For the reasons detailed herein “Defendant's Motion for Spoliation Sanctions Against Plaintiff Daniel McLaughlin” (Docket No. 41) is allowed in part and denied in part. Specifically, to the extent that he is relying on calendar entries to support his requests for commissions and expenses, McLaughlin shall be limited to supporting his claims to the calendar entries on the Outlook calendar in Lenovo's system, and cannot use the .PST calendar entries he allegedly downloaded onto an S.D. Card.

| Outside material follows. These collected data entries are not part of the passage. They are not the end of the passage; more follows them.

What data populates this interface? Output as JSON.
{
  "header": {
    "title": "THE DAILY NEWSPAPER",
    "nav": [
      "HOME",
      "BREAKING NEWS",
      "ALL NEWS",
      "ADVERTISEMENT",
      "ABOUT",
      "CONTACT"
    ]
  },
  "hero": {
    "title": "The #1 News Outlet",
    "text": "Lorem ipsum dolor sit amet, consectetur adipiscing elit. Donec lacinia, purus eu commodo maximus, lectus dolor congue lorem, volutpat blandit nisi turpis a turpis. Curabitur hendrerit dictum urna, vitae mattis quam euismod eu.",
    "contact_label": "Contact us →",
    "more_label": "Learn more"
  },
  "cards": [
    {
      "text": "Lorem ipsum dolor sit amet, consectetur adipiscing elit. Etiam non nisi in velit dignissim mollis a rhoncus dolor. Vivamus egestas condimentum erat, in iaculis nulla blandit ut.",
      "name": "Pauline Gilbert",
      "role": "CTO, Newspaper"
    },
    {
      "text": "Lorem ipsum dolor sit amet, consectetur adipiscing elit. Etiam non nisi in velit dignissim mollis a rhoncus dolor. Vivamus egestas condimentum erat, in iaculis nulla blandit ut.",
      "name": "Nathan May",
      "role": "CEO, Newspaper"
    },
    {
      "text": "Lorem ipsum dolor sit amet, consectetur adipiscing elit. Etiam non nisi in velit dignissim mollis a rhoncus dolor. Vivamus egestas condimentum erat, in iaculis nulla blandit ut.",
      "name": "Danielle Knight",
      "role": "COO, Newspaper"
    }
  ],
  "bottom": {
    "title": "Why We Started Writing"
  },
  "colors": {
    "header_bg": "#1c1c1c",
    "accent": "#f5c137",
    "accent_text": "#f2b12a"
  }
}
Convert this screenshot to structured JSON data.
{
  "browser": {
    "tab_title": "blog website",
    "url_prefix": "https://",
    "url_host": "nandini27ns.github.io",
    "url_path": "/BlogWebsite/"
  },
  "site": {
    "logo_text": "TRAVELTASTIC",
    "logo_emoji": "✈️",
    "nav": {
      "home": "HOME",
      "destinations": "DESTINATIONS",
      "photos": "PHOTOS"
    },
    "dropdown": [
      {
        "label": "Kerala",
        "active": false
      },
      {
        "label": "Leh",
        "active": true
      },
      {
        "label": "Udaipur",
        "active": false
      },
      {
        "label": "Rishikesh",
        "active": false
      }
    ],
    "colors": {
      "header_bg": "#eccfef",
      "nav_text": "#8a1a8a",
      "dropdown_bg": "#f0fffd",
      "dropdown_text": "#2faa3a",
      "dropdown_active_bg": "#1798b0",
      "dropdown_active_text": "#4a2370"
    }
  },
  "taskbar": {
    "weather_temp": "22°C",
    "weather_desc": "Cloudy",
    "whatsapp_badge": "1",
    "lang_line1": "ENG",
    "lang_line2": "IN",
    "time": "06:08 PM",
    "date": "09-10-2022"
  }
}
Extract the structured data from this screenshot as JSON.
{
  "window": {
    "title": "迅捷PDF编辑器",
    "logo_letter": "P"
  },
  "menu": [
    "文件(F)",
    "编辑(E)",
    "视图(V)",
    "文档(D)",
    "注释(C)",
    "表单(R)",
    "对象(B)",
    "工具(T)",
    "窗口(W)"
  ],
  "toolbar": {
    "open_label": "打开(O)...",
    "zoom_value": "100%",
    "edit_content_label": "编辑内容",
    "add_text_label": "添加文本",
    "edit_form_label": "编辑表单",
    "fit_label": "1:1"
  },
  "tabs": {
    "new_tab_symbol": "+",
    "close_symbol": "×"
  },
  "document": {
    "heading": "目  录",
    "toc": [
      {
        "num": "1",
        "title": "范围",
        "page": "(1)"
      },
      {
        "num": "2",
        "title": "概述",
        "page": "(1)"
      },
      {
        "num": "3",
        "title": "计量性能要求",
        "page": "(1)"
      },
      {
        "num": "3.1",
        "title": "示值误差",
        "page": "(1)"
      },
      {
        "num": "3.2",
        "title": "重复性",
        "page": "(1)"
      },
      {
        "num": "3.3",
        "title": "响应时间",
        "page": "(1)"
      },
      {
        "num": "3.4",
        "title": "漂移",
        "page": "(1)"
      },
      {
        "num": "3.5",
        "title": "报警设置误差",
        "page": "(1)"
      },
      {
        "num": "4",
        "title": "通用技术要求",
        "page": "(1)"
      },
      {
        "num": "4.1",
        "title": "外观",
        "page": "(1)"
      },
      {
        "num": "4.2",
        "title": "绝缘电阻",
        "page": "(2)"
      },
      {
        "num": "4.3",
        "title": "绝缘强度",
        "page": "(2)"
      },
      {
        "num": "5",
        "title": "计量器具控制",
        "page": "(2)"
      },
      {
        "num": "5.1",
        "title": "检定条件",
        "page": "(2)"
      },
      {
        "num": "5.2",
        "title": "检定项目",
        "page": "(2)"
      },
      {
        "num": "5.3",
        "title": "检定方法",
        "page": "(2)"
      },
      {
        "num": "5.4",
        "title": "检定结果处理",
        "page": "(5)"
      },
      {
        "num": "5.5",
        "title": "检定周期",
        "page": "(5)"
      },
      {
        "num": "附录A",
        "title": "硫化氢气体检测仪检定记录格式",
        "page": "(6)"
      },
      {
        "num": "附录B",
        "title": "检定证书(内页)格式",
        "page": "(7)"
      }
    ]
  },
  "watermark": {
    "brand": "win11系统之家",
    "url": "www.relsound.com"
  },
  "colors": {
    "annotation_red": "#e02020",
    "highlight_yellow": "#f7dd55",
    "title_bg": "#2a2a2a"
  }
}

Additionally, McLaughlin shall reimburse the Company for the cost of its 3 forensic examinations of the Laptop as described herein. Finally, if the case goes to trial, the jury shall be instructed that McLaughlin wiped the Laptop before it was returned to the Company, making it impossible for the Company to determine if there was additional materials on the Laptop which had not been downloaded onto the S.D. cards that McLaughlin eventually provided, and that the jury may, but need not, presume that the deleted information was unfavorable to McLaughlin. Fed.R.Civ.P. 37(e)(2). The procedure for seeking the compensation authorized herein is detailed in note 3, supra.